Людочка была растеряна. Тем более что все получилось у нее нечаянно. Последним решительным жестом с ее стороны в жизни была пощечина институтскому преподавателю, который сладким голосом спросил, умеет ли она сдавать раком. Тогда Людочка мало что поняла, но интуитивно догадалась, что ей предлагают нечто совсем неприличное, и дала пощечину. Правда, тот ее не ожидал и, рухнув со стула, сломал шейку бедра. Эту историю насилу замяли.

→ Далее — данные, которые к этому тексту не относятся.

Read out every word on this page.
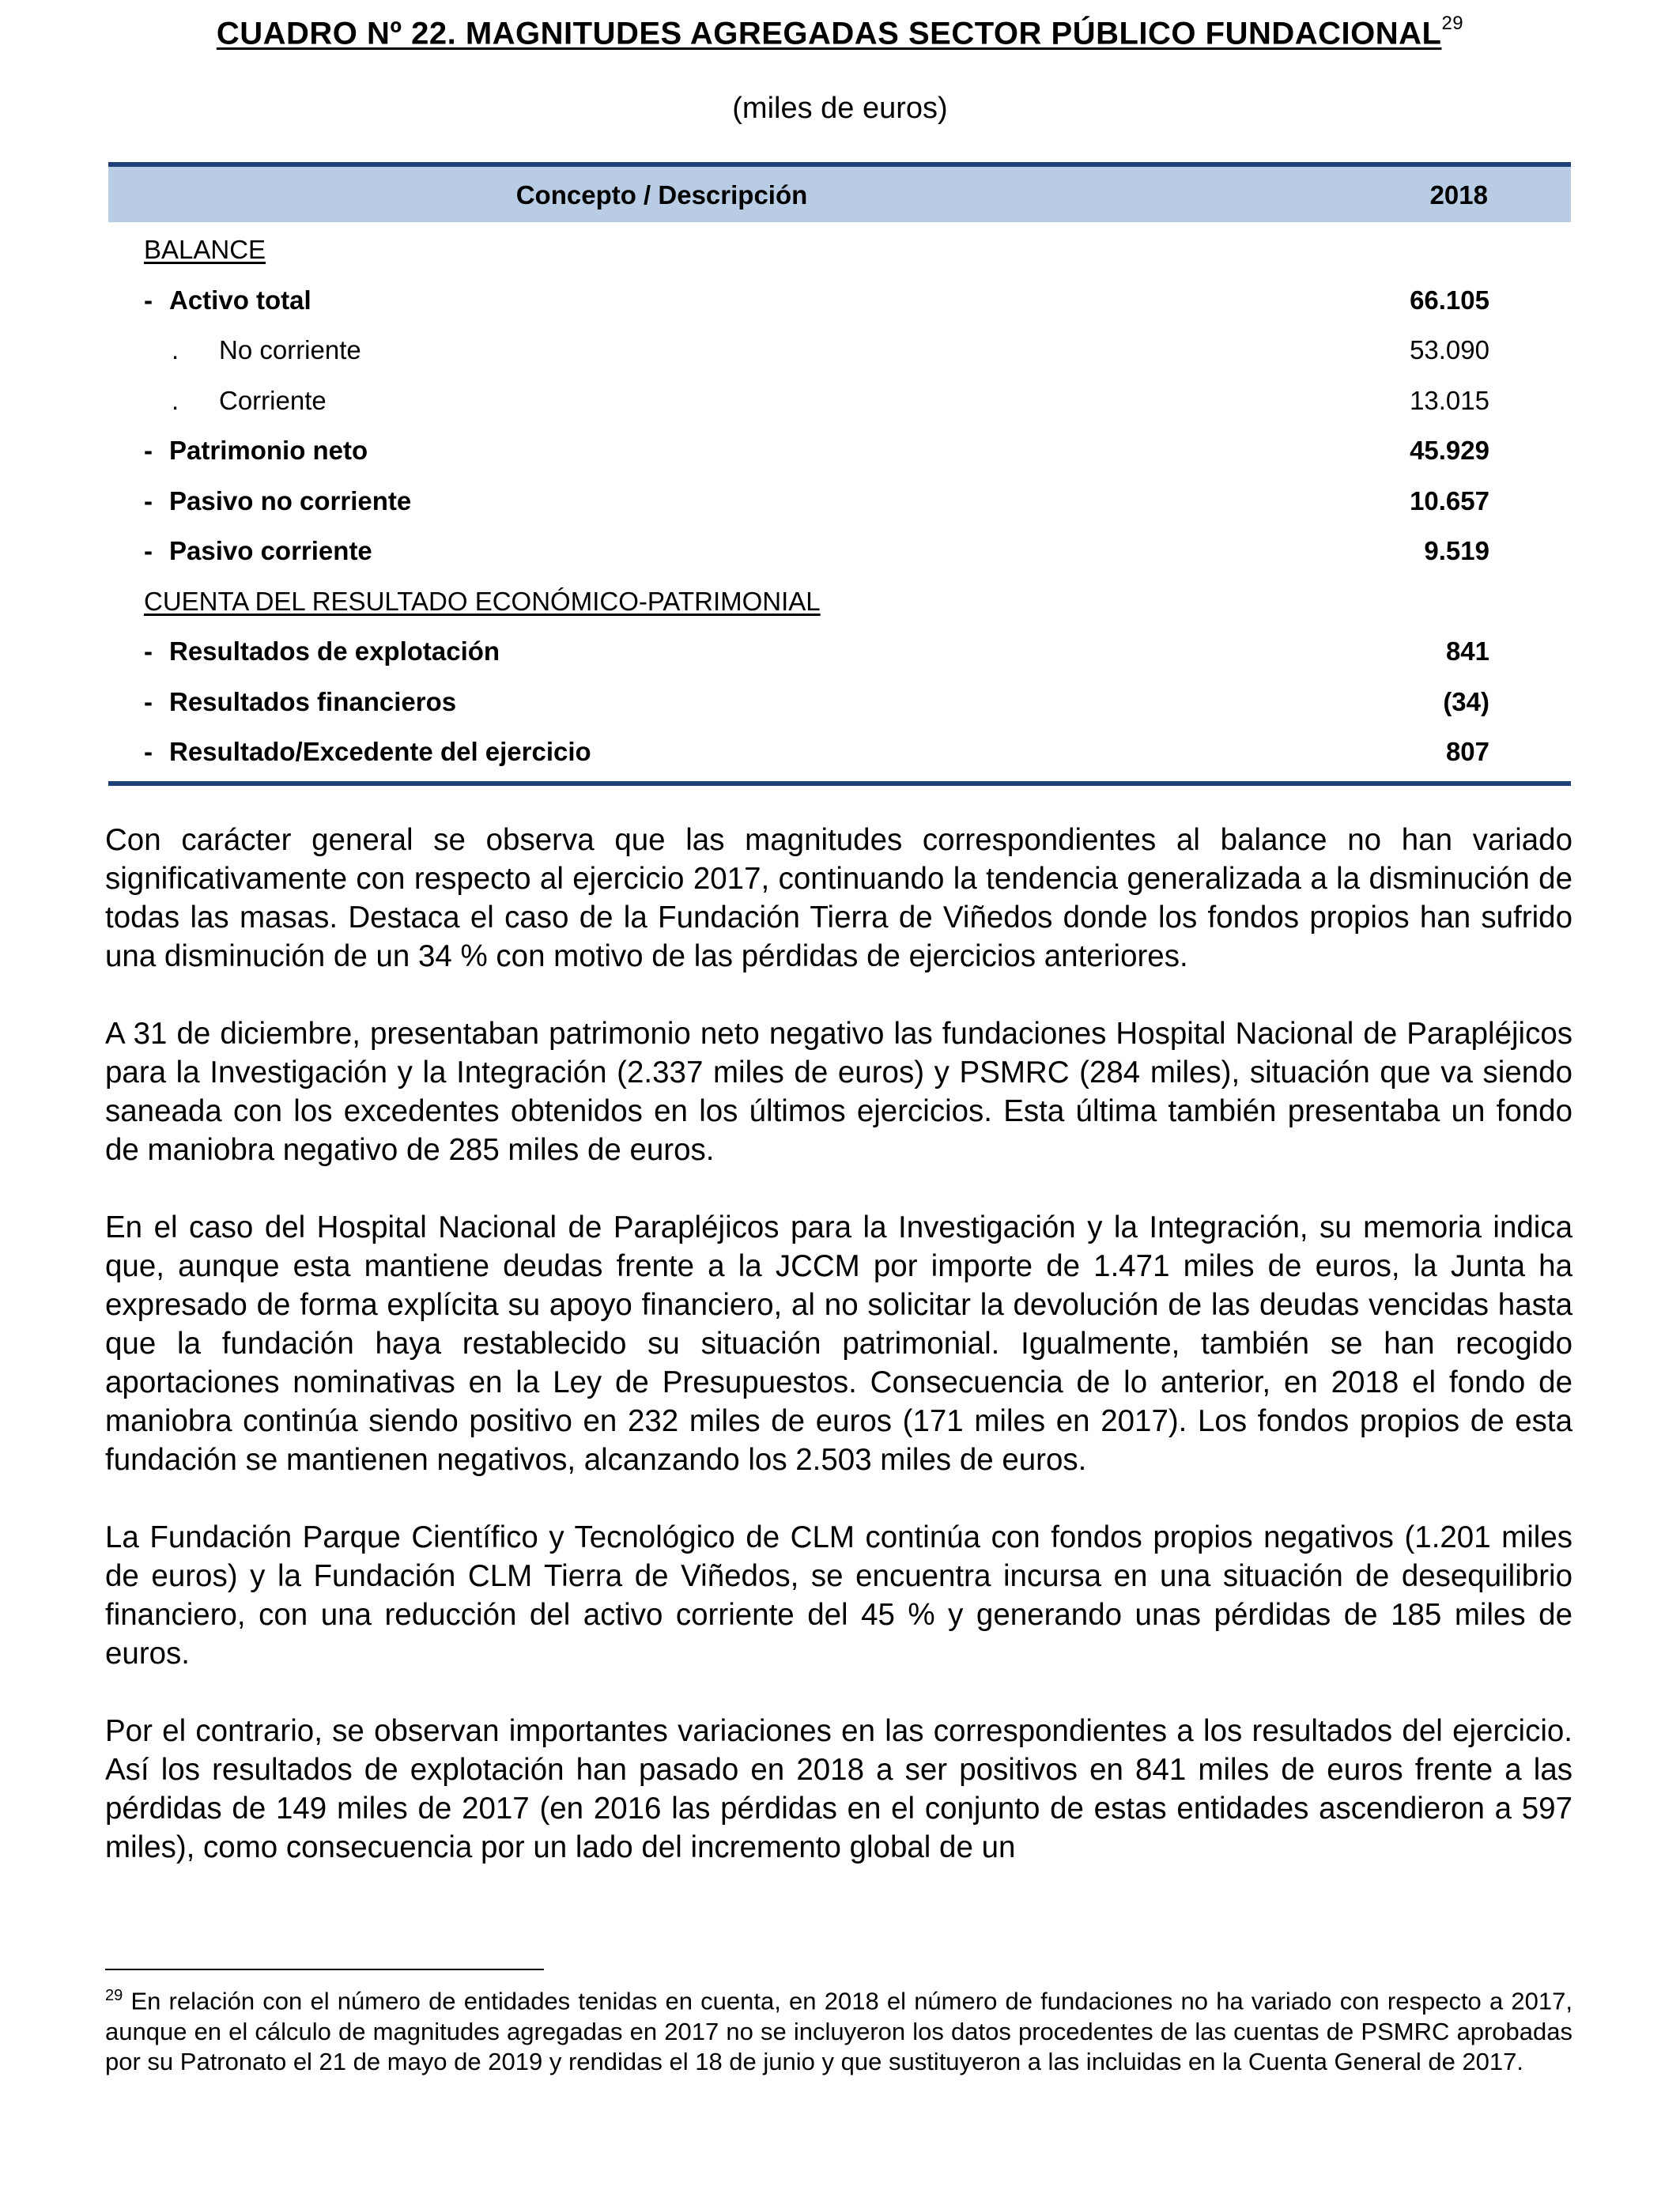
CUADRO Nº 22. MAGNITUDES AGREGADAS SECTOR PÚBLICO FUNDACIONAL$^{29}$
(miles de euros)
Concepto / Descripción	2018
BALANCE
- Activo total	66.105
. No corriente	53.090
. Corriente	13.015
- Patrimonio neto	45.929
- Pasivo no corriente	10.657
- Pasivo corriente	9.519
CUENTA DEL RESULTADO ECONÓMICO-PATRIMONIAL
- Resultados de explotación	841
- Resultados financieros	(34)
- Resultado/Excedente del ejercicio	807

Con carácter general se observa que las magnitudes correspondientes al balance no han variado significativamente con respecto al ejercicio 2017, continuando la tendencia generalizada a la disminución de todas las masas. Destaca el caso de la Fundación Tierra de Viñedos donde los fondos propios han sufrido una disminución de un 34 % con motivo de las pérdidas de ejercicios anteriores.

A 31 de diciembre, presentaban patrimonio neto negativo las fundaciones Hospital Nacional de Parapléjicos para la Investigación y la Integración (2.337 miles de euros) y PSMRC (284 miles), situación que va siendo saneada con los excedentes obtenidos en los últimos ejercicios. Esta última también presentaba un fondo de maniobra negativo de 285 miles de euros.

En el caso del Hospital Nacional de Parapléjicos para la Investigación y la Integración, su memoria indica que, aunque esta mantiene deudas frente a la JCCM por importe de 1.471 miles de euros, la Junta ha expresado de forma explícita su apoyo financiero, al no solicitar la devolución de las deudas vencidas hasta que la fundación haya restablecido su situación patrimonial. Igualmente, también se han recogido aportaciones nominativas en la Ley de Presupuestos. Consecuencia de lo anterior, en 2018 el fondo de maniobra continúa siendo positivo en 232 miles de euros (171 miles en 2017). Los fondos propios de esta fundación se mantienen negativos, alcanzando los 2.503 miles de euros.

La Fundación Parque Científico y Tecnológico de CLM continúa con fondos propios negativos (1.201 miles de euros) y la Fundación CLM Tierra de Viñedos, se encuentra incursa en una situación de desequilibrio financiero, con una reducción del activo corriente del 45 % y generando unas pérdidas de 185 miles de euros.

Por el contrario, se observan importantes variaciones en las correspondientes a los resultados del ejercicio. Así los resultados de explotación han pasado en 2018 a ser positivos en 841 miles de euros frente a las pérdidas de 149 miles de 2017 (en 2016 las pérdidas en el conjunto de estas entidades ascendieron a 597 miles), como consecuencia por un lado del incremento global de un

$^{29}$ En relación con el número de entidades tenidas en cuenta, en 2018 el número de fundaciones no ha variado con respecto a 2017, aunque en el cálculo de magnitudes agregadas en 2017 no se incluyeron los datos procedentes de las cuentas de PSMRC aprobadas por su Patronato el 21 de mayo de 2019 y rendidas el 18 de junio y que sustituyeron a las incluidas en la Cuenta General de 2017.
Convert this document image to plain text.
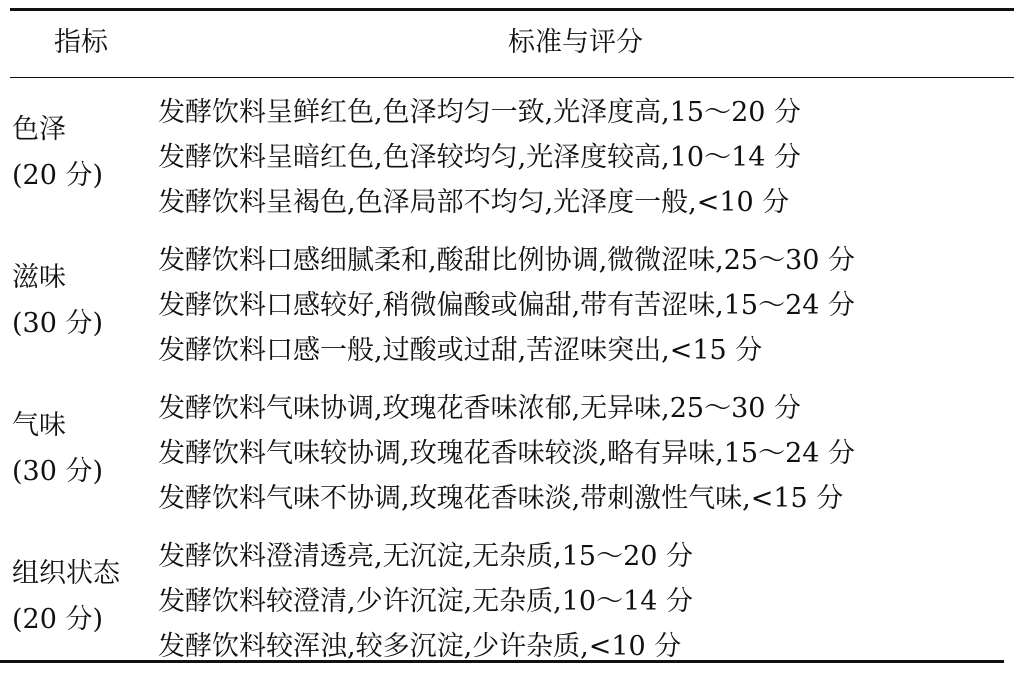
指标	标准与评分
色泽
(20 分)
发酵饮料呈鲜红色,色泽均匀一致,光泽度高,15～20 分
发酵饮料呈暗红色,色泽较均匀,光泽度较高,10～14 分
发酵饮料呈褐色,色泽局部不均匀,光泽度一般,<10 分
滋味
(30 分)
发酵饮料口感细腻柔和,酸甜比例协调,微微涩味,25～30 分
发酵饮料口感较好,稍微偏酸或偏甜,带有苦涩味,15～24 分
发酵饮料口感一般,过酸或过甜,苦涩味突出,<15 分
气味
(30 分)
发酵饮料气味协调,玫瑰花香味浓郁,无异味,25～30 分
发酵饮料气味较协调,玫瑰花香味较淡,略有异味,15～24 分
发酵饮料气味不协调,玫瑰花香味淡,带刺激性气味,<15 分
组织状态
(20 分)
发酵饮料澄清透亮,无沉淀,无杂质,15～20 分
发酵饮料较澄清,少许沉淀,无杂质,10～14 分
发酵饮料较浑浊,较多沉淀,少许杂质,<10 分
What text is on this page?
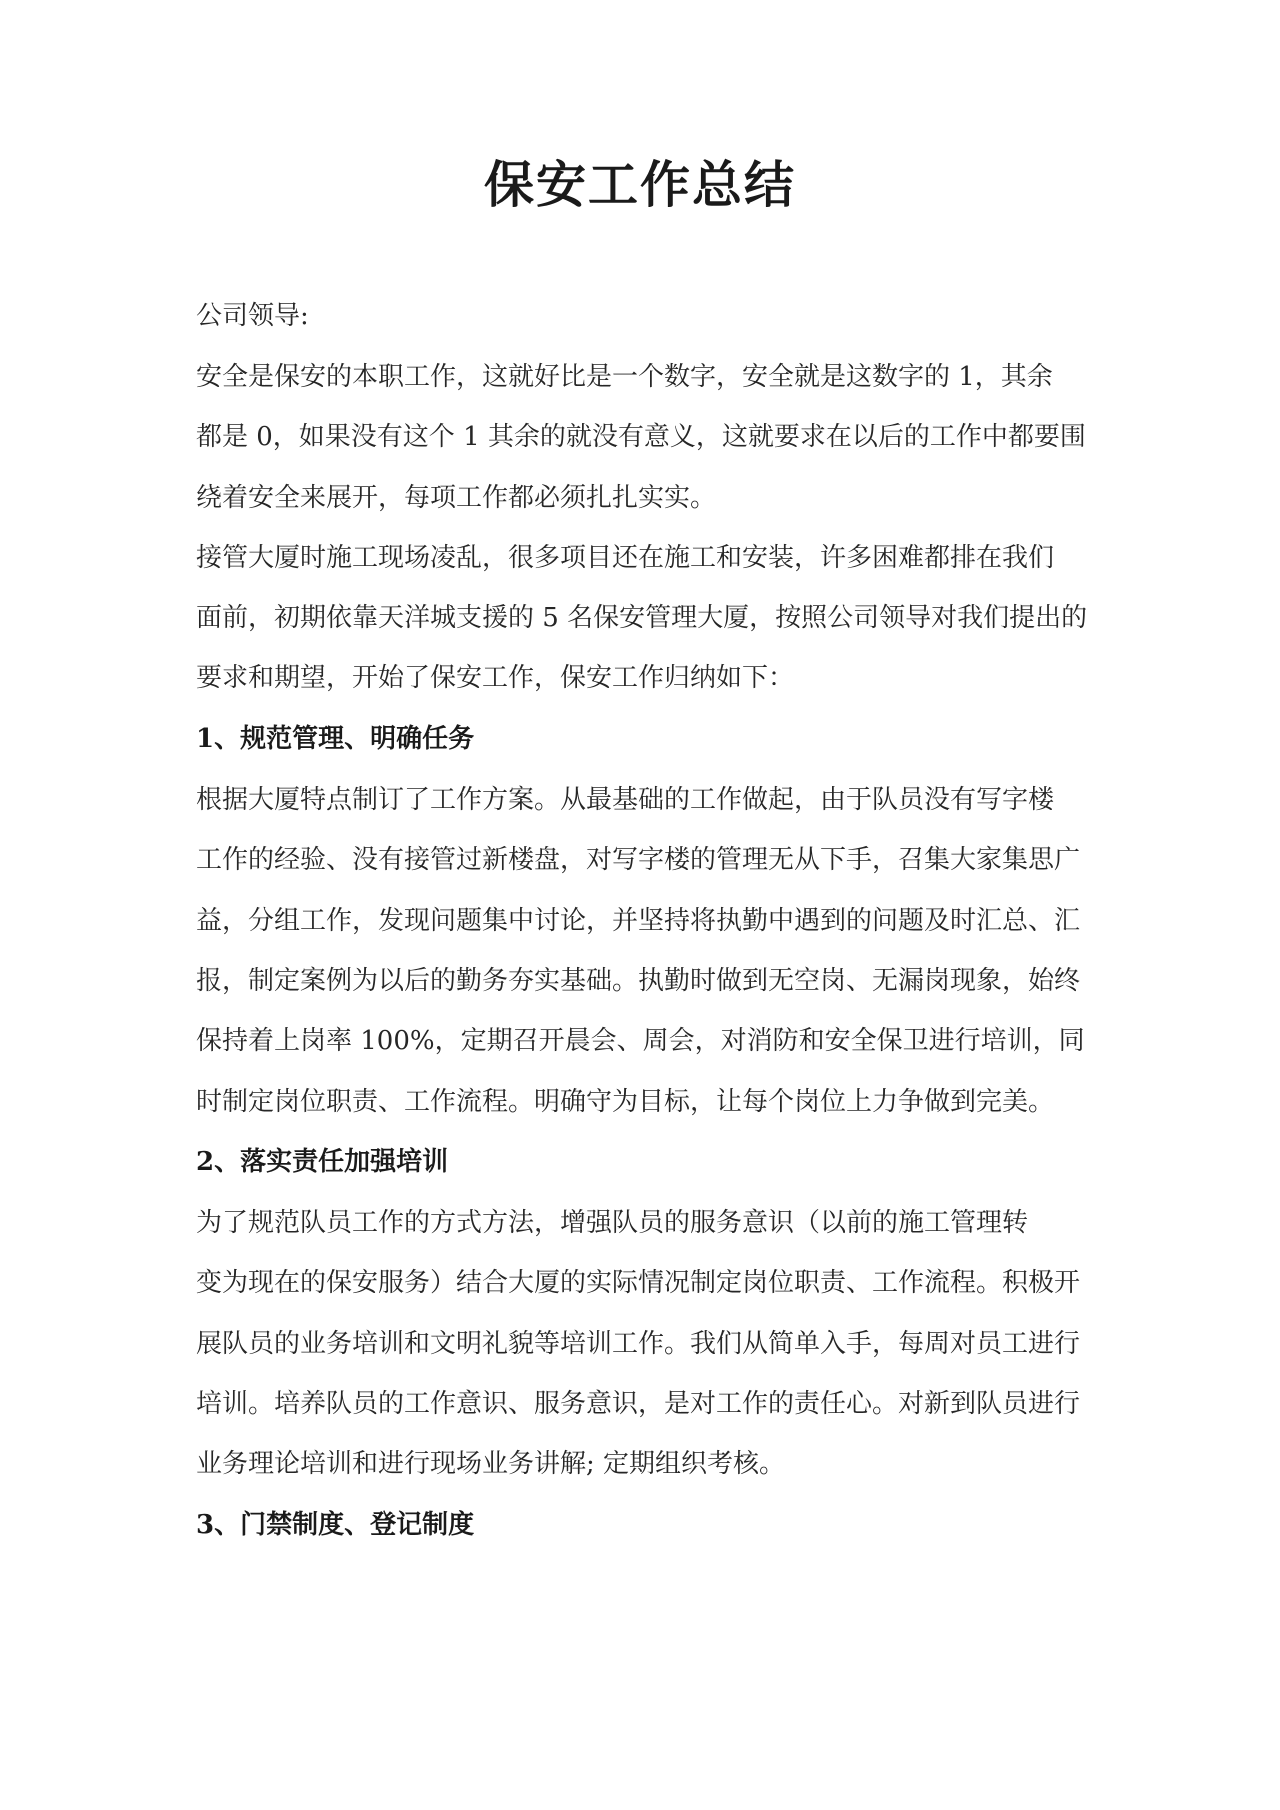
保安工作总结
公司领导:
安全是保安的本职工作，这就好比是一个数字，安全就是这数字的 1，其余
都是 0，如果没有这个 1 其余的就没有意义，这就要求在以后的工作中都要围
绕着安全来展开，每项工作都必须扎扎实实。
接管大厦时施工现场凌乱，很多项目还在施工和安装，许多困难都排在我们
面前，初期依靠天洋城支援的 5 名保安管理大厦，按照公司领导对我们提出的
要求和期望，开始了保安工作，保安工作归纳如下：
1、规范管理、明确任务
根据大厦特点制订了工作方案。从最基础的工作做起，由于队员没有写字楼
工作的经验、没有接管过新楼盘，对写字楼的管理无从下手，召集大家集思广
益，分组工作，发现问题集中讨论，并坚持将执勤中遇到的问题及时汇总、汇
报，制定案例为以后的勤务夯实基础。执勤时做到无空岗、无漏岗现象，始终
保持着上岗率 100%，定期召开晨会、周会，对消防和安全保卫进行培训，同
时制定岗位职责、工作流程。明确守为目标，让每个岗位上力争做到完美。
2、落实责任加强培训
为了规范队员工作的方式方法，增强队员的服务意识（以前的施工管理转
变为现在的保安服务）结合大厦的实际情况制定岗位职责、工作流程。积极开
展队员的业务培训和文明礼貌等培训工作。我们从简单入手，每周对员工进行
培训。培养队员的工作意识、服务意识，是对工作的责任心。对新到队员进行
业务理论培训和进行现场业务讲解; 定期组织考核。
3、门禁制度、登记制度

Ситуация с Шимерзаевым оказалась не лучше. Поэтому девушка купила в киоске, в пятницу после работы, четыре бутылки безумно дорогого пива «Miller», пару упаковок чипсов и пригласила для разруливания ситуации свою подругу Ирку Гоголеву, бывшую на семь лет ее старше и более умудренную опытом.
«…В силу тяжести нанесенного мне оскорбления я считаю, что прекращение моей научной деятельности будет достойным ответом на данную инсинуацию, произведенную при полном бездействии соответствующих служб. Однако я, сознавая значение фундаментальных исследований для возрождения Сильной, Могучей и Единой России, тем не менее, не прекращу их, но только в том случае, если…» — угрожал академик.
Ирка отличалась от Людочки не только семью годами старшинства. Она была выше на семь сантиметров и, главное, породистей. Черные как смоль волосы, красивое лицо с роскошными ресницами, резко очерченный сексуальный рот, про который председатель профкома, бывший преподаватель марксизма-ленинизма, Алтынбаев сказал: «С таким ртом только устрицов кушать!» Это ей польстило, хоть и осталось для нее непонятным. У Ирки также были длинные худощавые пальцы рук и ног и тренированное юношеским баскетболом тело.
В отличие от Людочки, подруга уже два раза побывала замужем. Первый муж оказался алкоголиком, второй — мелким бесталанным бандитом, и оба сгинули в круговерти середины девяностых. Один загнулся от цирроза печени, другого пристрелила бабка-вохровка во время наглой кражи цветного металла. Но второй успел подарить Ирке двойню — совершенно безбашенных малышей, которых с трех лет она иначе как «башибузуками» и «хунхузами бесштанными» не называла.